High Availability
Temporal Cloud provides a 99.9% contractual Service Level Agreement (SLA) guarantee against service errors for all Namespaces. High Availability asynchronously replicates Workflows across multiple isolation domains for a 99.99% SLA (10x the default).
High Availability features
When you enable High Availability features, Temporal deploys your primary and its replica across separate isolation domains. You control the location of both the primary and the replica.
| Deployment | Description |
|---|---|
| Same‑region Replication | Isolation domains are co-located within the same region. |
| Multi‑region Replication | Isolation domains are located in separate regions. |
| Multi‑cloud Replication | Isolation domains are located in separate cloud providers. |
Same-region Replication
Temporal replicates Namespaces across isolation domains within one region. This option is a good fit when your application is built for one region and you prefer to failover within that region. This provides a reliable failover mechanism while maintaining deployment simplicity.
Multi-region Replication
Temporal replicates Namespaces across regions, making sure Workflows and data are available even if a region fails. Asynchronous replication means changes aren’t immediately reflected in other regions but will sync over time, ensuring data integrity. This setup allows failovers between replicas without needing immediate consistency across regions. Replication across different regions enhances resilience and reliability.
Multi-cloud Replication
Temporal asynchronously replicates all Workflows (live and historical) and data to a Namespace in an entirely different cloud provider. If a provider outage, regional outage, service disruption, or network issue occurs, traffic automatically shifts to the replica. Replicated data is securely encrypted and transmitted across the public internet between cloud providers. Internet connectivity allows workers in one cloud to fail over to a replica in a different cloud.
When you adopt Temporal's High Availability features, don't forget to consider the reliability of your own workers, infrastructure, and dependencies. Issues like network outages, hardware failures, or misconfigurations in your own systems can affect your application performance.
For the highest level of reliability, distribute your dependencies across regions, and use our Multi-region or Multi-cloud replication features. Using physically separated regions improves the fault tolerance of your application.
See more detail about how replication works.
Failover
In case of an incident or an outage, Temporal will automatically fail over your Namespace from the primary to the replica. This lets Workflow Executions continue with minimal interruptions or data loss. You can also [manually initiate failovers}(/cloud/high-availability/failovers) based on your situational monitoring or for testing.
Returning control from the replica to the primary is called a failback. The replica is active for a brief duration during an incident. After the incident, Temporal fails back to the primary.
See more detail about how failovers work.
SLA for High Availability features
What guarantees does Temporal offer for replication features?
Namespace replication offers 99.99% availability, enforced by Temporal Cloud's service error rates SLA. Our system is designed to limit data loss after recovery when the incident triggering the failover is resolved.
Our recovery point objective (RPO) is near-zero.

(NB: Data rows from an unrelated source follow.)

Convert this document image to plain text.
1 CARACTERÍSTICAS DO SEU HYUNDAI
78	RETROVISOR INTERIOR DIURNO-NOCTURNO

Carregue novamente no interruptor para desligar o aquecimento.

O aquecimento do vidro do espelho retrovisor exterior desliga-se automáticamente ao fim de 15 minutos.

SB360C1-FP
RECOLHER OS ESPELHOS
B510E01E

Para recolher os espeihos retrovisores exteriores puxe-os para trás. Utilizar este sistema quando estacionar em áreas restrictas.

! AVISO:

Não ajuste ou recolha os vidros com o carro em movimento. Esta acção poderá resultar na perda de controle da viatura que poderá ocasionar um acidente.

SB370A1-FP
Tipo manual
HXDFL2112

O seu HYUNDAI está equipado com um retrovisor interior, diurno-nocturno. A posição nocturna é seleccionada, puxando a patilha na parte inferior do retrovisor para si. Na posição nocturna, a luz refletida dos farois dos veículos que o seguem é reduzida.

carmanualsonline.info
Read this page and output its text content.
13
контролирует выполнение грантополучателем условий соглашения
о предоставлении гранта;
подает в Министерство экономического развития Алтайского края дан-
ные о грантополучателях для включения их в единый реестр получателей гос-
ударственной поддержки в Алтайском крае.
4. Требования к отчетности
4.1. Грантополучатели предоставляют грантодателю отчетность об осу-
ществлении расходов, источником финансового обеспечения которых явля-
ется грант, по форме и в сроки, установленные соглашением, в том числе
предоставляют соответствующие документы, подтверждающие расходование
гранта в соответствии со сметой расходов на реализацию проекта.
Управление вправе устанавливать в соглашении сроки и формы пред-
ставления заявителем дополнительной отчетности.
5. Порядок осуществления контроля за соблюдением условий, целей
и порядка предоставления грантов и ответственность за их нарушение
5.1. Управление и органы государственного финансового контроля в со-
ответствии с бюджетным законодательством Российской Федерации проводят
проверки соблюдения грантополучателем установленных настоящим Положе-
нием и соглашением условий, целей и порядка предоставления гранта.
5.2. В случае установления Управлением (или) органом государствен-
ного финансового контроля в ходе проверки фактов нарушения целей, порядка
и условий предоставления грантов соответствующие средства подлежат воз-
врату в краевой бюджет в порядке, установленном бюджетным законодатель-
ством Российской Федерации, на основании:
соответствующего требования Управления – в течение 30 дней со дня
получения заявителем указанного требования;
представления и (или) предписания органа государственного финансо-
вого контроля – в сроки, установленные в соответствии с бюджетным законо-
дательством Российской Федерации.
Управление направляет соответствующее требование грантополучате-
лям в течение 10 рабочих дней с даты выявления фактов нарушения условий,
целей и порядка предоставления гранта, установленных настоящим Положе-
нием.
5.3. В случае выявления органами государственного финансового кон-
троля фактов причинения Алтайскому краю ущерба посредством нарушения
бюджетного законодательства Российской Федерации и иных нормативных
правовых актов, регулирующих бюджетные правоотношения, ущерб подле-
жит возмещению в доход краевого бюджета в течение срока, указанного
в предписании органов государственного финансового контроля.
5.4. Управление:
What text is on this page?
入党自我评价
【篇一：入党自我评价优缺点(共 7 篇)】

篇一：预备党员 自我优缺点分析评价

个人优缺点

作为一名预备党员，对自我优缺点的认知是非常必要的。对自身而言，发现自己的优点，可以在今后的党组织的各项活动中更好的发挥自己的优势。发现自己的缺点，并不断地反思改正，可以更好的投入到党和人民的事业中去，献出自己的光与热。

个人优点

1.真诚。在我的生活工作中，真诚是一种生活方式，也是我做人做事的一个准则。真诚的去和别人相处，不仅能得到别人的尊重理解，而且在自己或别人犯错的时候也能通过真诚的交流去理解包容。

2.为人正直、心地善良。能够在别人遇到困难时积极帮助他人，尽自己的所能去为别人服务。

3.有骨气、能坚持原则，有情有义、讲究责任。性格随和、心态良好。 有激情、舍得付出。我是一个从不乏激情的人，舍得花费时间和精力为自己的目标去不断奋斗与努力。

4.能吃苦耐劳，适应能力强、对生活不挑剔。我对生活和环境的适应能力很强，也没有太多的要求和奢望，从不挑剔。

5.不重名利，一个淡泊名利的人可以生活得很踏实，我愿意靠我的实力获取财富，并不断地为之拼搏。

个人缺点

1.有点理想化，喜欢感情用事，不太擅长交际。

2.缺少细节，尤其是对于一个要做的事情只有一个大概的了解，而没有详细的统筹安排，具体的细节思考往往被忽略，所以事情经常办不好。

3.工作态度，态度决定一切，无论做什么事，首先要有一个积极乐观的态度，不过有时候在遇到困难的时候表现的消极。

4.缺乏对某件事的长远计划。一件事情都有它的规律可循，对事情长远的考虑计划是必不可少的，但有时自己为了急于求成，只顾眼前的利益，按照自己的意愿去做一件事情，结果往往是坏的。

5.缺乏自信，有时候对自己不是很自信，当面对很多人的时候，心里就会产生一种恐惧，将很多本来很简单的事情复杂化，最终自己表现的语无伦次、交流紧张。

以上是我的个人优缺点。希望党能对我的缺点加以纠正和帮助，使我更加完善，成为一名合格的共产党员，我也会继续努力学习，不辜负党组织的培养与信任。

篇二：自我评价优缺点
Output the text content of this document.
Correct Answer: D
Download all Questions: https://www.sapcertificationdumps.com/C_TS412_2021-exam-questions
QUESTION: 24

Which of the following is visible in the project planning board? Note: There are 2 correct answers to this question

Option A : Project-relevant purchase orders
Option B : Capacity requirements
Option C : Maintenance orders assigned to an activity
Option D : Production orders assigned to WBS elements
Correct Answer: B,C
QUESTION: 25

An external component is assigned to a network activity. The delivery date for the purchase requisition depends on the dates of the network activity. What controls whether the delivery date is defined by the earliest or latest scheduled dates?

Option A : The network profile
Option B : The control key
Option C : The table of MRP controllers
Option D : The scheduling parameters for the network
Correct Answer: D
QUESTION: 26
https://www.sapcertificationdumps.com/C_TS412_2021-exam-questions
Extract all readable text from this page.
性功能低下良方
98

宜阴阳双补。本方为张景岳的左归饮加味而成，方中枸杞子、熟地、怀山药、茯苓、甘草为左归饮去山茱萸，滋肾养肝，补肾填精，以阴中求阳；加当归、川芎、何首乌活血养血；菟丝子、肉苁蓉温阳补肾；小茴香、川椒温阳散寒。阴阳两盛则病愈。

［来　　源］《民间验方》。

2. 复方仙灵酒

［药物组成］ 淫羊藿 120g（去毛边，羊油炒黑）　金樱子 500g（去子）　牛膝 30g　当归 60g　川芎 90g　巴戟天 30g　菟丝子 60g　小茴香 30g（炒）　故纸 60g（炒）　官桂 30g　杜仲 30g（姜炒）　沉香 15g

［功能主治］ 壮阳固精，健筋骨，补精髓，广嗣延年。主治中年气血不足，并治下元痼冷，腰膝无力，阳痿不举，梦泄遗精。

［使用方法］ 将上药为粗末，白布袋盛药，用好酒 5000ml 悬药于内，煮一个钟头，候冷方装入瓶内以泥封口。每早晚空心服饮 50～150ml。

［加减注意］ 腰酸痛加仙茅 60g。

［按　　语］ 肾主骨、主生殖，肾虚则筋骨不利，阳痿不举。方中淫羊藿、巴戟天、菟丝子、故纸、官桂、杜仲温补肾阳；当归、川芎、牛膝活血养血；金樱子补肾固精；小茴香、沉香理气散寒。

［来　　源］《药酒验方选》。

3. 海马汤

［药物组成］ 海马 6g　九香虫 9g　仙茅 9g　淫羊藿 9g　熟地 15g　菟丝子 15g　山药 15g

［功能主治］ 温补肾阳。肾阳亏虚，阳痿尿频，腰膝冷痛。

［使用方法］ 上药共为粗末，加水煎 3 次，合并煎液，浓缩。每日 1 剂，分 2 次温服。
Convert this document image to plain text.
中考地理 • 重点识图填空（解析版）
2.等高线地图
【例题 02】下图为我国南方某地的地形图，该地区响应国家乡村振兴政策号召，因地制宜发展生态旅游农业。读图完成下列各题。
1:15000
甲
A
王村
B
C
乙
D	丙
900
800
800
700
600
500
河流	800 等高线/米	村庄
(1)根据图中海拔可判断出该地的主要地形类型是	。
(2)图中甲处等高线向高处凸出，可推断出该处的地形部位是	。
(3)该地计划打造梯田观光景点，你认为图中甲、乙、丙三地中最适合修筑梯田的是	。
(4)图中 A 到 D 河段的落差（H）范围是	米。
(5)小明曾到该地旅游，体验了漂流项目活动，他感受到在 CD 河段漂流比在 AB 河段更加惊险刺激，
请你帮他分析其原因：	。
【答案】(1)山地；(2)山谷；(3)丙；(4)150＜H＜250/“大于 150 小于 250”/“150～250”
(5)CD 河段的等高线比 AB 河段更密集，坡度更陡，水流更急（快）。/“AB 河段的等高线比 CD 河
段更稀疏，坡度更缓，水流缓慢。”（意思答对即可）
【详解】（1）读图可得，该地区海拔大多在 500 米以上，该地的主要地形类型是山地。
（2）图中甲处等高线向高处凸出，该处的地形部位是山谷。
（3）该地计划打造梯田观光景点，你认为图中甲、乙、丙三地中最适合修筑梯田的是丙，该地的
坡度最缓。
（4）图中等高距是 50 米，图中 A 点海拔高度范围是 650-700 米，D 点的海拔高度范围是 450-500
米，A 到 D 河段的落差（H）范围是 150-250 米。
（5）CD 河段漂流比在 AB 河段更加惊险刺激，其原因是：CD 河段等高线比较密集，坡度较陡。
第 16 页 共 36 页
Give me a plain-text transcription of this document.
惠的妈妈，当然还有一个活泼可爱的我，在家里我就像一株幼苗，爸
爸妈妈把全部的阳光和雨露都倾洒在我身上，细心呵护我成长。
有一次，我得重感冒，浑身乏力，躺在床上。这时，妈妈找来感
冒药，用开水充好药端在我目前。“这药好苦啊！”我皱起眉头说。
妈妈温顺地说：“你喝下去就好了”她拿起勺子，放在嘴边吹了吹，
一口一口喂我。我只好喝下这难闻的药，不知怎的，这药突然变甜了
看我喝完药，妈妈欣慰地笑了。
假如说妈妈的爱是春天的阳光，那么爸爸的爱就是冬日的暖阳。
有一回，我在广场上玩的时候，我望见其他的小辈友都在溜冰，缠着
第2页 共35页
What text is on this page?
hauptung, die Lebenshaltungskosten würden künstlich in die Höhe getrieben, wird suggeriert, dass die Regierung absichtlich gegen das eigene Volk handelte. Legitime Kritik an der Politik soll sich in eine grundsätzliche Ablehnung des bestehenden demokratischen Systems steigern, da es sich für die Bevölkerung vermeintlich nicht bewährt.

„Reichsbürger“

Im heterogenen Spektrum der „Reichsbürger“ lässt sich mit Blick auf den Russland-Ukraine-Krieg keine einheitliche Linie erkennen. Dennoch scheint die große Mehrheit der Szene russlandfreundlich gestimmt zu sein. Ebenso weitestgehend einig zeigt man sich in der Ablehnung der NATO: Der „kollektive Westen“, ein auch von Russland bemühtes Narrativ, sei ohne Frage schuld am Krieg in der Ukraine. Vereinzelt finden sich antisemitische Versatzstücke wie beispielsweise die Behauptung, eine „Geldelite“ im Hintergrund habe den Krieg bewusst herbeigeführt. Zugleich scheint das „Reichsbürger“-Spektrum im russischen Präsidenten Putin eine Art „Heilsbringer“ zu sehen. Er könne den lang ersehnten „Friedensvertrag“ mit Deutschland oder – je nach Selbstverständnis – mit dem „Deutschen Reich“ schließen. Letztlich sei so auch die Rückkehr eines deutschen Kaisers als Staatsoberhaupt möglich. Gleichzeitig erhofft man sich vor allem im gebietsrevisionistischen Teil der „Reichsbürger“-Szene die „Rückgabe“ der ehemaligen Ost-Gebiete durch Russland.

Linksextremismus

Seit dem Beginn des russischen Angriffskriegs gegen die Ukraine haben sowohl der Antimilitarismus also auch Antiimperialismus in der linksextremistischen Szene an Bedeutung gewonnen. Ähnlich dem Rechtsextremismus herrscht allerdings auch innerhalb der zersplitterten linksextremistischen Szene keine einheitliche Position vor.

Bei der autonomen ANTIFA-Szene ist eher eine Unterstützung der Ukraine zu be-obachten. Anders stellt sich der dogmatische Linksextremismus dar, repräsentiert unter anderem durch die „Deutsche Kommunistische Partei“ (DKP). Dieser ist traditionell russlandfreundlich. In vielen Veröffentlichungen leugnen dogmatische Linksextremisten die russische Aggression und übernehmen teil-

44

There may be a short period of time during an incident or forced failover when some data is unavailable in the replica region. Some Workflow History data won't arrive until network issues are fixed, enabling the History to finish replicating and the divergent History branches to reconcile.
Temporal Cloud proactively responds to incidents by triggering failovers. Our recovery time objective (RTO) is 20 minutes or less per incident.
During a disaster scenario in which the data in the primary Namespace cannot be recovered, the duration of data loss may be as high as the replication lag at the time of disaster.